We have also planted a 2 ac plot of alfalfa that we will plow under come fall for soil biomass. The only problems with alfalfa is if you have a large deer herd they will mow the alfalfa down and it will never bloom. Alfalfa also will weevils If you spary while in bloom you can kill out your hives I jut let it go what makes blooms fine what dont o'well.

We planted the last 2 ac's in wild flowers. This is in strip planting along both sides of our 1/4 mile diveway along the fence rows and around the barn. 

This all goes along with the normal plants that we have and any sourwood that will bloom out. 

I hope this helps out its starting to get a little late to get a good clover stand started for 2007 but your on the right track.


----------



## Oldbee (Sep 25, 2006)

For information about flowers and other "native" plants for your area that may be good for honey bees; try: www.plantnative.org , for addresses, phone numbers, catalogues and links.


----------



## DANIEL QUINCE (Jan 15, 2006)

*Tree*

If you are also considering trees, I've got a "word" file that will give you honey production per hectar.
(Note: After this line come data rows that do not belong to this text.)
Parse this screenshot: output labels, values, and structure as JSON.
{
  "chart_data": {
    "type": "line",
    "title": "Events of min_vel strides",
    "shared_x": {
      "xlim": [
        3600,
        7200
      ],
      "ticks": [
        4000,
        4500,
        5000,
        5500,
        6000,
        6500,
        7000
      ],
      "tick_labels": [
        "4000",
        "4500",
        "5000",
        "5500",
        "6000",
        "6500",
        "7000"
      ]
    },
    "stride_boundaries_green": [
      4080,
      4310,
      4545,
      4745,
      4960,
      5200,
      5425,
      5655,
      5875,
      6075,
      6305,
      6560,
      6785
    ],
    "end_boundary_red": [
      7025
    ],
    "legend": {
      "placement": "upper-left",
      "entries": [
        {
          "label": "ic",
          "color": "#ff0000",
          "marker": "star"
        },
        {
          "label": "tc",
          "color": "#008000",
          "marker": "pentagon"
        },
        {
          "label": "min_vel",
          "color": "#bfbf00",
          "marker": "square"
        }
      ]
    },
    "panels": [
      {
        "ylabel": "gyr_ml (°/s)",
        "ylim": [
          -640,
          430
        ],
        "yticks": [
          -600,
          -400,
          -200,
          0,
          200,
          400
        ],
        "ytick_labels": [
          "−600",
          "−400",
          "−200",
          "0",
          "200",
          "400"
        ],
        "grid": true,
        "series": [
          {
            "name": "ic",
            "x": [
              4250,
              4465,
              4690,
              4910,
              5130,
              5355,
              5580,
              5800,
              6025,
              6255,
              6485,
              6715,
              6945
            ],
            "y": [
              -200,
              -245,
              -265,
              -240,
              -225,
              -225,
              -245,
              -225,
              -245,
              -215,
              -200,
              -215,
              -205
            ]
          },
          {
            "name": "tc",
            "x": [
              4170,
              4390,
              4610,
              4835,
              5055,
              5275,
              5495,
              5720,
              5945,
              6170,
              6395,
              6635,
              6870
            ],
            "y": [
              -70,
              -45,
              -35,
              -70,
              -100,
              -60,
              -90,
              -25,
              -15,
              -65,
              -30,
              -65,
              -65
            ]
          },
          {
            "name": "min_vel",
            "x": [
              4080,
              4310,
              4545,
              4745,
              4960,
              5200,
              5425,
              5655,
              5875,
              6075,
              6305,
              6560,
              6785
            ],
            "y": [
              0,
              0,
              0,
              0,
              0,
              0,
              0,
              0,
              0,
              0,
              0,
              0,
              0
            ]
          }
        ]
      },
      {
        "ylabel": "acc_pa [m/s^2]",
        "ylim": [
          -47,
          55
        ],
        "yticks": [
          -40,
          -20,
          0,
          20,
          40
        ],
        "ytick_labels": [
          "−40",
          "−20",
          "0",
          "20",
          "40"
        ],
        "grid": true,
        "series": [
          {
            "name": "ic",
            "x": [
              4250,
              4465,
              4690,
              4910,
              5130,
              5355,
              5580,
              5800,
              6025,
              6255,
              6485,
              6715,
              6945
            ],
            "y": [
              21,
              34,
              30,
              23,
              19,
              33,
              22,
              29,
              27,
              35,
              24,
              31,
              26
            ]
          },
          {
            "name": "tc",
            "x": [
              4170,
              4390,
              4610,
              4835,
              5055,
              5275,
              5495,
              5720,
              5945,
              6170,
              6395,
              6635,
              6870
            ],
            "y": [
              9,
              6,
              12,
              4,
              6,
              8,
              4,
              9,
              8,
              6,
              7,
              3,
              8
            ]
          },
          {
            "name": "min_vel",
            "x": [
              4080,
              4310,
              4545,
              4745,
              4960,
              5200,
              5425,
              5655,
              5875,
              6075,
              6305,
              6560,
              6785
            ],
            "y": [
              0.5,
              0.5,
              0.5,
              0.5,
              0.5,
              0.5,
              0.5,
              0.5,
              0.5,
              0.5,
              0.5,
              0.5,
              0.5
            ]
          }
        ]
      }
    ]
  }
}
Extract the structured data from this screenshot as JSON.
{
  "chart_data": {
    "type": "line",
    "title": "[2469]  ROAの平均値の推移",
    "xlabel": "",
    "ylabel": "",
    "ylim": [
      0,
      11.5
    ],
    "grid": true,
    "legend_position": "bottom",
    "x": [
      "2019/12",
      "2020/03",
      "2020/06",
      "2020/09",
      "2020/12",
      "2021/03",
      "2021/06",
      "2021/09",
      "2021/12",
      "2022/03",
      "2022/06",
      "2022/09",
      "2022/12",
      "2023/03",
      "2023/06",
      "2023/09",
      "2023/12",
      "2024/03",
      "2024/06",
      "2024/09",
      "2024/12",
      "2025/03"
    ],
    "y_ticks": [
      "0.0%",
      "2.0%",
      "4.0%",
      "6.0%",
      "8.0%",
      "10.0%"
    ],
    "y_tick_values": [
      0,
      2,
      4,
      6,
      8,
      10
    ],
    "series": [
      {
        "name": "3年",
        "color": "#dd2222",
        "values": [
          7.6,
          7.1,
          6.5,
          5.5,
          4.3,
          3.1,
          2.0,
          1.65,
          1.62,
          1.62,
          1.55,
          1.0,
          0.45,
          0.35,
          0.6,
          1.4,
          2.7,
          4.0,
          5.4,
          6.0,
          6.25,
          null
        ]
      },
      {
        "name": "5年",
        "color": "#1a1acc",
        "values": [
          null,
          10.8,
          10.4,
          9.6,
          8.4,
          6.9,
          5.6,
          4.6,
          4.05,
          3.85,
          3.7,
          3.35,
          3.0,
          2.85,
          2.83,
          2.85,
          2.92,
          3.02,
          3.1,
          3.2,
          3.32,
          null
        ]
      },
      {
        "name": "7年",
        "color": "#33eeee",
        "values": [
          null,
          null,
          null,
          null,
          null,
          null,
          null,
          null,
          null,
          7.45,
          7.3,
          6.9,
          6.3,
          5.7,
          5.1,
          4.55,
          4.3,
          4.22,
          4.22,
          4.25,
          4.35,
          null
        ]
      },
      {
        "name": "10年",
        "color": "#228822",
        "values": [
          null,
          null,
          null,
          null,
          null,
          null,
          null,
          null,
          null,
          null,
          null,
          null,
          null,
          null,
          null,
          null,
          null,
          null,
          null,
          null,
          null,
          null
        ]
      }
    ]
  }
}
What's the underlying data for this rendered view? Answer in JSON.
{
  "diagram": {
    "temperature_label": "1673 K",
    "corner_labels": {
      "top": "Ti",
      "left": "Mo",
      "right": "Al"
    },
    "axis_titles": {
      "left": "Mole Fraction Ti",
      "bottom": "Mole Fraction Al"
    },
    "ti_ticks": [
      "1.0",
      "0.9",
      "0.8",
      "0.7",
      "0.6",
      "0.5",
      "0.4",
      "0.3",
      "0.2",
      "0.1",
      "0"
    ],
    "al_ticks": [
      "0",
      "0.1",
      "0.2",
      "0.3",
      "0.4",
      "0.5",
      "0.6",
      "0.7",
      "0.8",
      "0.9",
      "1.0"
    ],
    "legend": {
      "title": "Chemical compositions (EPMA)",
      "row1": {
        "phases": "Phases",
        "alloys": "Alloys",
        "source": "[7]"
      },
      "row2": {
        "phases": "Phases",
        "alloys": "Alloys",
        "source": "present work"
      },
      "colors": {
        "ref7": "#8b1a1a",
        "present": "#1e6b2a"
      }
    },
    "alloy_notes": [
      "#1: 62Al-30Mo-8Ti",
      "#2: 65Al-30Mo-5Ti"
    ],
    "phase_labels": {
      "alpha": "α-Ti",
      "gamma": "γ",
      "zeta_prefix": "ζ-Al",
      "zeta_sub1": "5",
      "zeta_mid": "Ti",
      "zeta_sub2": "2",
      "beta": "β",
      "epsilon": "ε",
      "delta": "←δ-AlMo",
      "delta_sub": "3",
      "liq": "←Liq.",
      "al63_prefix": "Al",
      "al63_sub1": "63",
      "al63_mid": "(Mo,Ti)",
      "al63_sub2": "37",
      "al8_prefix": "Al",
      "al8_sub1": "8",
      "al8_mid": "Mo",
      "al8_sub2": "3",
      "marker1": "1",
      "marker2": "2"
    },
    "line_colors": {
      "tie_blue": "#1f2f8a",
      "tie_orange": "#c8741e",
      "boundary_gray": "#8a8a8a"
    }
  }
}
I can e-mail-it.


----------



## Ben Brewcat (Oct 27, 2004)

Be sure to talk to your local beeks and clubs. The answer to your question depends more on your location, soil, moisture etc. than it does on our collective experience . Things to think about would be: is there a dearth in your area that you could plant something to fill in (find a plant's bloomtime that would fill the hole)? How much work are you willing to do with the plants; would you till and replant annuals each year and do soil amendments, or would you prefer low-maintenance perennials?

That said, mints are tough and good nectarmakers. Get a variety... you can mix the tiny seeds into sand or something to act as a "carrier" for planting more easily. Even better, mix some thyme, basil, anise hyssop, horehound and oregano into the mix, and put a few Catalpa, honey or black locust, basswood/linden or other regionally appropriate trees in per acre. Add some butterfly bush or other medium-height plants if you like. 

Not that I've spent much time fantasizing about what I'd do if I had 12 acres to play with


----------



## BeeAware (Mar 24, 2007)

Anise Hyssop is a good honey plant as well as mountain mint, vitex negundo (shrub), Tulip Poplar tree, Basswood and sourwood trees are excellent.


----------